Les pragmatiques, eux, sont de moins en moins hostiles à l’idée d’une candidature qui devrait légitimement être portée par leur leader Affi N’Guessan, à la tête du parti depuis treize ans. À condition que plusieurs problèmes soient résolus : le retour de tous les exilés, le dégel des comptes de militants encore bloqués, la restitution de tous les domiciles saisis ou encore la mise en place d’une Commission électorale indépendante (CEI, lire p. 21) équilibrée… Et dire que certains pensaient cette question réglée avec la désignation d’un représentant du FPI, Alain Dogou, le 9 août… "Cette personne ne représente qu’une tendance du parti, déclare Alain Akoun. Il faudra donc évidemment en reparler."
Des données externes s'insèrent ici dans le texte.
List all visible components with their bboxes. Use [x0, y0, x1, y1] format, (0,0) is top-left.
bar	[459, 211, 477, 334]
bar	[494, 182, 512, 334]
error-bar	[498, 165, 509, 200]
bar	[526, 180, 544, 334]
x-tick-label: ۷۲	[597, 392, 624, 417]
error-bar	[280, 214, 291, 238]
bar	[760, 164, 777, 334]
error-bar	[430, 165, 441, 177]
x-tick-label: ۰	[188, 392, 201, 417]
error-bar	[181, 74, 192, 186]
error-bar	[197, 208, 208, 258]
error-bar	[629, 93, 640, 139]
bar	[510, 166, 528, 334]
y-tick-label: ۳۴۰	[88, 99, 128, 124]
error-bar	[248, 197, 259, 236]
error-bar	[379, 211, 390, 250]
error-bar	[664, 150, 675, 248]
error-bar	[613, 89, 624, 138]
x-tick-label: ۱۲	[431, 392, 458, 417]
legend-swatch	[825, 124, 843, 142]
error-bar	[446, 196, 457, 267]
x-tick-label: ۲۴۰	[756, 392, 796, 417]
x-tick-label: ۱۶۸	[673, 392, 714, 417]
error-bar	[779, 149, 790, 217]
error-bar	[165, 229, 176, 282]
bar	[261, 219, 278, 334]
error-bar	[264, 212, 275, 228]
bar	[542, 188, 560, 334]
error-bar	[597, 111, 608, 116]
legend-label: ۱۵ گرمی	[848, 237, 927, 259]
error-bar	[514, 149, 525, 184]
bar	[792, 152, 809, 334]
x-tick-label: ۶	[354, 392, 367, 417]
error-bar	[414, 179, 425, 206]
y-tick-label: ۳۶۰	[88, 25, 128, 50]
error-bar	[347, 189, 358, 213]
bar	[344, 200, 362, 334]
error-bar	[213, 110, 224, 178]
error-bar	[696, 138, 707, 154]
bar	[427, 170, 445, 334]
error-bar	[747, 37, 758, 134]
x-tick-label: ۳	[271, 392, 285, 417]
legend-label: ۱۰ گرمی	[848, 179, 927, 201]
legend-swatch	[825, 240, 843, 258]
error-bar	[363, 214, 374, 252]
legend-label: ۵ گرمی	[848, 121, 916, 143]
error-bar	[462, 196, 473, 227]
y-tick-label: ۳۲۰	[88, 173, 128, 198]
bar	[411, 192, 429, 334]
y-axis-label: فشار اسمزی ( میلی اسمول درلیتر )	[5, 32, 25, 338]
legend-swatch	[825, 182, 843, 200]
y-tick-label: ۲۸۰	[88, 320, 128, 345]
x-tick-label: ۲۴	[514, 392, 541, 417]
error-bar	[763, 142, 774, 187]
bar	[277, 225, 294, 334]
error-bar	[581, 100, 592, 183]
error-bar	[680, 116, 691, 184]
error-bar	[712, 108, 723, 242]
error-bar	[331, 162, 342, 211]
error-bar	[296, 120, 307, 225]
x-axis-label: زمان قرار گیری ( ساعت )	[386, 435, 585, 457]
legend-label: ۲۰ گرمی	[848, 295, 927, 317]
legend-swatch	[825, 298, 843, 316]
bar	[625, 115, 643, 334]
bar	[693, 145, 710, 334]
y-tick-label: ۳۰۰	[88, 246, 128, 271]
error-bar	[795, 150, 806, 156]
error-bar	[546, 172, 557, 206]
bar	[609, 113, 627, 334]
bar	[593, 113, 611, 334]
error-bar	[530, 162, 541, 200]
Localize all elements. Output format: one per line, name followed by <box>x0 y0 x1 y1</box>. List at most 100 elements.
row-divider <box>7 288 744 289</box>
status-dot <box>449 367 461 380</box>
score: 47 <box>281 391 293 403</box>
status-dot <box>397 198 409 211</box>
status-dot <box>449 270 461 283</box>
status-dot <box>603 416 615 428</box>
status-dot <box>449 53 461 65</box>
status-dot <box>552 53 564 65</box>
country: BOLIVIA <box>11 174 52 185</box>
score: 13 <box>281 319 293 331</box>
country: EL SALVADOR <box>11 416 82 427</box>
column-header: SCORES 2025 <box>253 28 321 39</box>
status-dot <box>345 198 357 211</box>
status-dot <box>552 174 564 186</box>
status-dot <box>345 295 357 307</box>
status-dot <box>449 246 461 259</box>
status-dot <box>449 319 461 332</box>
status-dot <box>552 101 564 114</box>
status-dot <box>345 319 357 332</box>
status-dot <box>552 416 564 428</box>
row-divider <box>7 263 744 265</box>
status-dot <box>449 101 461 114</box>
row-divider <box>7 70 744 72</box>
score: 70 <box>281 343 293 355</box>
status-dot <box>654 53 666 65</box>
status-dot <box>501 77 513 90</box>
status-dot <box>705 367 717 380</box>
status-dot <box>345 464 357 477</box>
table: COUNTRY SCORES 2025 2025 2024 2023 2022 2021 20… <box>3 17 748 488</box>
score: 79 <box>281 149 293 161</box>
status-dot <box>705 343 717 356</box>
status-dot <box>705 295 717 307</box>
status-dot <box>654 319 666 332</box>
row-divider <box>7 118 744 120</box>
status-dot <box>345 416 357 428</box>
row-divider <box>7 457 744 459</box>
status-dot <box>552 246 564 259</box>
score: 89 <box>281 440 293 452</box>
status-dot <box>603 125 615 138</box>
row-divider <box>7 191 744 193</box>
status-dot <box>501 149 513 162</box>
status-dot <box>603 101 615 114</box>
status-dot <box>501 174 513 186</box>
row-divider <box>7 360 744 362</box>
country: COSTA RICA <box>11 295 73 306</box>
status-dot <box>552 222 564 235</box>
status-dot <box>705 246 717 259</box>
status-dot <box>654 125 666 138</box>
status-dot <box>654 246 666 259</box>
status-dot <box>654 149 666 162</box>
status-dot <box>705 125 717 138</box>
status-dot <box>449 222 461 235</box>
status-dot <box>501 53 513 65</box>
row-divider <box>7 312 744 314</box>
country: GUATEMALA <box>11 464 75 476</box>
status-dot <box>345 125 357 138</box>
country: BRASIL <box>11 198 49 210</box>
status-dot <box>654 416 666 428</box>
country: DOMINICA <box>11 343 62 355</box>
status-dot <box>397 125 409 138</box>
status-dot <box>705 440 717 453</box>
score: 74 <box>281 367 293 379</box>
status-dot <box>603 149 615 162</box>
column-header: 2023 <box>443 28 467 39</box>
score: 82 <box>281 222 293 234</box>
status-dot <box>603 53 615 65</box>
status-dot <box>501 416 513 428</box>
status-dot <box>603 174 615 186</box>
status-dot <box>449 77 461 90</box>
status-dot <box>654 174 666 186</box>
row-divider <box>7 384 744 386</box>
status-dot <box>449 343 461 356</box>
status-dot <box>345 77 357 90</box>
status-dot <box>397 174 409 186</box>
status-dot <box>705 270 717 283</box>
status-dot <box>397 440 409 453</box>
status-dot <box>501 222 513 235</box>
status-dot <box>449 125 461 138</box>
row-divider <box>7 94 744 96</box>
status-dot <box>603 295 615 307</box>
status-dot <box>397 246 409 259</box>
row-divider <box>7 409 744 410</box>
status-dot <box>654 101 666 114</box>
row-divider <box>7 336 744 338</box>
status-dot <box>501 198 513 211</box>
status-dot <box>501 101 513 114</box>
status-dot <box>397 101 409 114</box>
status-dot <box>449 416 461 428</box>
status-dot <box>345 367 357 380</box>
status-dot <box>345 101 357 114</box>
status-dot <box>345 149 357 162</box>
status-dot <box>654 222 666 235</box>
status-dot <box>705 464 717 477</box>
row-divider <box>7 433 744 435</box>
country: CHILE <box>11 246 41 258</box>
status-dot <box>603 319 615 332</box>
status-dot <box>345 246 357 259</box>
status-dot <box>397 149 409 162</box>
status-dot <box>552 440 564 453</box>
>> Lire aussi : Le FPI se déchire au sujet de la commission électorale
ADO sur la voie royale
Présenter ou non un candidat à la présidentielle… Si la question secoue le Parti démocratique de Côte d’Ivoire (PDCI-RDA) et le Front populaire ivoirien (FPI), elle n’est évidemment pas à l’ordre du jour au sein du Rassemblement des républicains (RDR), le parti présidentiel. Alassane Dramane Ouattara (ADO) a annoncé il y a plus d’un an qu’il souhaitait prendre sa propre succession et il a tenu à rassurer, le 6 août : "Le président des Ivoiriens est en pleine forme. Je suis prêt pour un deuxième mandat, si les Ivoiriens le veulent bien."
Pour y parvenir, sa stratégie est double. D’abord, veiller à entretenir lui-même l’alliance de son parti avec le PDCI au sein du Rassemblement des houphouétistes pour la démocratie et la paix (RHDP). Puis, face au FPI, lâcher peu à peu du lest en libérant des prisonniers pro-Gbagbo ou en appelant au retour des exilés, par exemple… Sur le terrain, l’heure est à la mobilisation. "Depuis près d’un an, nous montrons aux militants et aux Ivoiriens que le bilan de la présidence d’ADO est largement positif", explique Joël N’Guessan, porte-parole du RDR. Visites de chantiers, explication des actions du gouvernement, création de groupes de soutien… La campagne est lancée.